Mayfair Ladies

I can say that my earliest encounter with what I imagined as the rarified world of high society was the Mayfair Room on the top floor of the old Simpson’s building at the corner of Dundas and Richmond Street. In those days I had just reached the age (about 10) when I was allowed to travel downtown on the bus for a Saturday morning at the old YMCA and for the rest of the day, I would explore the various shops that downtown London had on offer.

It was a time when for a nickel, you could ride the bus all day and twenty-five cents got you a plate of French fries at the Woolworth Lunch counter.

Downtown London was a remarkable place in those days, partly because I was still a child with an endless supply of curiosity and partly because the downtown was filled with interesting and thriving business.

The Mayfair room existed during a time before the sexes insisted on barging into each other’s business, when there was a ritual called ladies lunch, an interlude in a woman’s busy day that allowed her to fortify body and spirit with a meal and setting as proper as she herself.

This was a culinary fashion often dubbed “tearoom” dining, a label that distinguished this citadel of femininity from the serious restaurants in town, as well as the plebian coffee shops and lunch counters.

Only a Neanderthal could misread the ethos of these “tearooms” as anything but feminine. Even as a ten-year-old I would not have dared do anything but watch the goings on from a distance. This place was not for me nor never would be. The Mayfair room was the antithesis of the Iroquois Restaurant where men ate steaks and drank cocktails and made too much noise. The Mayfair Room was a place in which ladies shared a common aura of politesse, in which food was edible proof of the superiority of the feminine spirit forged into a distinctive culinary style. Men were welcome, but they came reluctantly and knew to tread lightly.

You don’t have to be female to appreciate this cuisine of Angel Cake and Ambrosia, of chicken bedded in various cream sauces, of muffins sized to fit, just so, between rouged lips.

In the forties and fifties there were literally thousands of ladies tearooms nestled in the hearts of large department stores across North America, serving nothing fancier that a club sandwich and a pot of well made tea. Places where women could dine with assurance waited on by other women in black taffeta uniforms and starched white aprons. One could be sure that there would be no ogling salesman on his lunch hour, for these were safe isles of gentility, where the morals were as high as the Angle biscuits.

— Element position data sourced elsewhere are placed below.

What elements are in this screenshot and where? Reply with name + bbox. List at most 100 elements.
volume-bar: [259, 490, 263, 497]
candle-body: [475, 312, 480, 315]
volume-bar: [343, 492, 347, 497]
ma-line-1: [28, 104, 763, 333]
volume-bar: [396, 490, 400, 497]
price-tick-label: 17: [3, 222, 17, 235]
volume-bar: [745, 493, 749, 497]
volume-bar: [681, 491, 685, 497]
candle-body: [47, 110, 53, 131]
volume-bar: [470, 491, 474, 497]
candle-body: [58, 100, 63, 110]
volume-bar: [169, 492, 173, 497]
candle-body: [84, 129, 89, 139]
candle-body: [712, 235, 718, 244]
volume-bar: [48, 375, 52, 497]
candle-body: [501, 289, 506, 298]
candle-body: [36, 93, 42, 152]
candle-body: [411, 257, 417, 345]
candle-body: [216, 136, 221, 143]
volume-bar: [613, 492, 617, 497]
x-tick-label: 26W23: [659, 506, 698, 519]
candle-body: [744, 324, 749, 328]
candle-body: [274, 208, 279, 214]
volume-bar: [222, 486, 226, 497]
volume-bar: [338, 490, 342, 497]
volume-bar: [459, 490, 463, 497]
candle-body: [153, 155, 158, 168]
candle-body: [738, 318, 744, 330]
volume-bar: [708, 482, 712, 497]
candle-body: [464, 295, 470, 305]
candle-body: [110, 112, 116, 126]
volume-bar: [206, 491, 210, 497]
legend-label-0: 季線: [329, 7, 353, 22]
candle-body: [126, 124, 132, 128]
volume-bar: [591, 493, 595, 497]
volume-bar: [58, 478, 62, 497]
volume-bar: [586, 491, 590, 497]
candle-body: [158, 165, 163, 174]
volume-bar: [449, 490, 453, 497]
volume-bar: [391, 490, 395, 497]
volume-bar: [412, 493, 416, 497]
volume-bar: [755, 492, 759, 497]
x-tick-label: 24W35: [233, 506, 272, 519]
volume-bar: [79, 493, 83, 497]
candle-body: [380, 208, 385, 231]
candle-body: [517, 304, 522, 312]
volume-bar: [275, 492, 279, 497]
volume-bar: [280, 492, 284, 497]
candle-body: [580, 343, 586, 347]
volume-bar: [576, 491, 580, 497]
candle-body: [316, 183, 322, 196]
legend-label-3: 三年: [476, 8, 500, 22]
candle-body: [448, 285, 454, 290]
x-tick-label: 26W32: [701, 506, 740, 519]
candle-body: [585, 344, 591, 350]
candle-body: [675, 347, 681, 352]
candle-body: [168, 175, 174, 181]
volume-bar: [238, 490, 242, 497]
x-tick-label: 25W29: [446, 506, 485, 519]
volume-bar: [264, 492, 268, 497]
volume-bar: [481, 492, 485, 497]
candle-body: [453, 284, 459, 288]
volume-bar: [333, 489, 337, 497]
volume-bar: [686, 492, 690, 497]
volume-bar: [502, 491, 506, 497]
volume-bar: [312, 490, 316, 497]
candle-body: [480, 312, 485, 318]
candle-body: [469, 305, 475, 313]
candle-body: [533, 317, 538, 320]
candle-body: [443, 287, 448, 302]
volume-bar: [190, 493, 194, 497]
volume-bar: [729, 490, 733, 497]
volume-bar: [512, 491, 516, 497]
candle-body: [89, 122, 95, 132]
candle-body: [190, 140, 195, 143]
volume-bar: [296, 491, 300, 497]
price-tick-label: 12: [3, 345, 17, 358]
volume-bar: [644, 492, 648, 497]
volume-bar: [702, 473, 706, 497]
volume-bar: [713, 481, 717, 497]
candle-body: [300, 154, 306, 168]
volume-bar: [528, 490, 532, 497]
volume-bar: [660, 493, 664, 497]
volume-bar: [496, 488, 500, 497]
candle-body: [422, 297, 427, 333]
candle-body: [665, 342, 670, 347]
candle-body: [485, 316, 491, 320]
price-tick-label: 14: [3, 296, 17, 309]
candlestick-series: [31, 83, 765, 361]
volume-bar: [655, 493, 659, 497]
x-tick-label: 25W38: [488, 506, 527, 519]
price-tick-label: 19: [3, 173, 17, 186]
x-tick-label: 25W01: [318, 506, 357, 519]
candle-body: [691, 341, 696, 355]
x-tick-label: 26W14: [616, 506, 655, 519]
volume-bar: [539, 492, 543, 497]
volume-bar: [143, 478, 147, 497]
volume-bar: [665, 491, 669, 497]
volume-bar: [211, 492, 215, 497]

Like a visit to the beauty parlour, lunch in this feminine restaurant conveyed a sense of immunity. The dark things of the world would not intrude into an edifice constructed on the sugary foundation of Strawberry Shortcake. After a lunch of creamed chicken on toast points, the jagged edges of life seemed nicely softened.

I think to get a full sense of lady food’s charms, it is necessary to appreciate what it meant to be a lady. Understand, that there were once three sexes: men, women and ladies. Unlike women – who had babies, sweated in the yard, yelled for their children to come in to supper – ladies were creatures of a higher calling. While some might have been born to high manners, daily advice columns such as Ann Landers and Emily Post held out hope that with proper effort, even those who crawled out from under the cabbage patch might make it up through the ranks and enter the rarified circle of polite society.

Would be ladies studied the arts of charm and grace with the intensity of scholars. Their daughters practiced walking with books placed on their heads. They crossed their legs at the ankle and blotted their lipstick so as not to leave scarlet prints on the Spode.

Aspiring ladies needed a stage on which to practice their act; so where better than the places where ladies lunched. There they could be assured of an appreciative audience who could be counted on to admire them at their best. Among heart shaped aspics, pink lemonades and desserts as palpitatingly sweet as all their best intentions.